In other words: there is no way of stabilising nationally the general price-level or reciprocally the purchase-power of a national money.

The first condition for the stabilization of the general price-level and of the national purchase-power of a currency is the international stabilization of the exchanges through the parallel, proportionate and synchronic development of production and consumption in the various countries by means of proportional supplementary budgets and the preliminary exchange of mutual stabilization credits.[Above, pp. 194ff.] If these indispensable conditions are realised by international treaty, the simultaneous application of the tabular standard in each country is the necessary complement of the measures stated. Since all previous experiments with index-currencies cannot be used as an argument against the possibility of organizing an expandable currency of monetary units with stable purchase-power by means of a logical co-ordination of the three above-explained measures. 

Another prima facie objection to the proposed system is based on the fact that the cost of living is naturally very different in the various countries which might wish to participate in such a monetary reorganisation.[The so-called purchase-power equation applies only to the wholesale prices of goods bought and sold internationally, not to the retail prices of local products or services. Unilever Ltd. Have had very interesting figures compiled illustrating the comparative cost of maintaining in various European countries a ‘typical’ English standard of life corresponding to English ‘earned’ incomes ranging from £500 to £3000 (‘International Middle Class Living Costs’, The Economist, November 8th, 1930).] The obvious answer is that, equally so, within each country the cost of living differs in various cities, towns and villages. In Germany, officials are paid varying ‘local supplements’ to their wages, according to whether they have to live in the capital or in a cheap provincial town. Nobody would expect the difference in the local purchase-power of money having any other effect, but that impoverished rentiers occasionally migrate from Berlin to Pasewalk. 

The cost-of-living variation cannot cause any exchange fluctuations[See J. M. Keynes, A Treatise on Money, vol. I, p. 73: ‘There is no justification even in the long run for any precise necessary or immediate relationship between changes in the rate of exchange of currencies of two countries and the changes in their Consumption Standards relatively to one another.’] in the proposed system, since international trade is carried on exclusively by means of bank-money (bills of exchange, cheques and bank transfers). It does not matter in the least if, beside the pegged exchanges for travellers’ cheques and letters of credit, a variable rate exists for the negligible business of exchanging national against foreign small bank-notes and coins. The continental use of large dollar-notes for hoarding purposes would, of course, disappear very quickly, nobody being the worse for it.

Experience has shown, moreover, that in countries with pegged exchanges, like Egypt and the U.K., the national price-levels will rise and fall together.

Leaving aside such big divergences as are bound to occur in times of war under any system and which would disturb the functioning of any international monetary standard, the differences in the parallel evolution of the various national costs of living in peace-time will not upset the stability of the exchanges any more than they do now.
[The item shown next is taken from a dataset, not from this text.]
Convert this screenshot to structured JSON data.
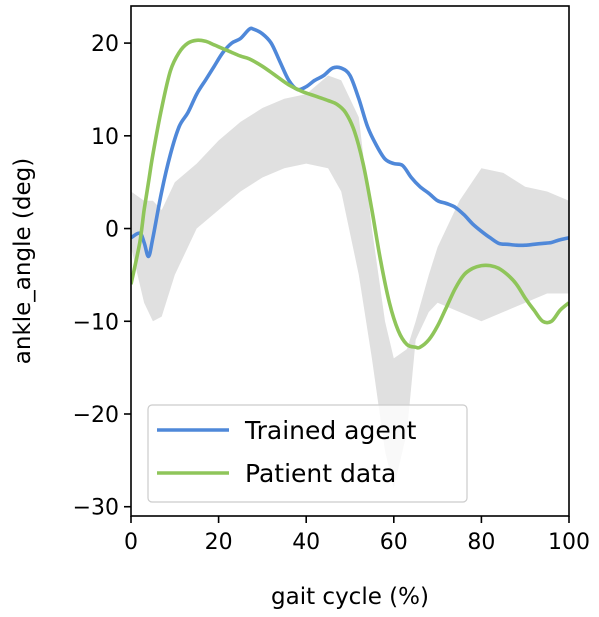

As long as the exchanges are maintained at par by the above-explained procedure, it does not matter in the least whether the different countries are using exactly the same index figures for exchanging national bank-money into national current money, since nothing but bank-money will be sold and bought internationally. Nobody would think of buying large quantities of another country’s continually depreciating current money if he can always get the foreign stable bank-money by means of a cable transfer or a traveller’s cheque, or by having a bill of exchange discounted by a banker.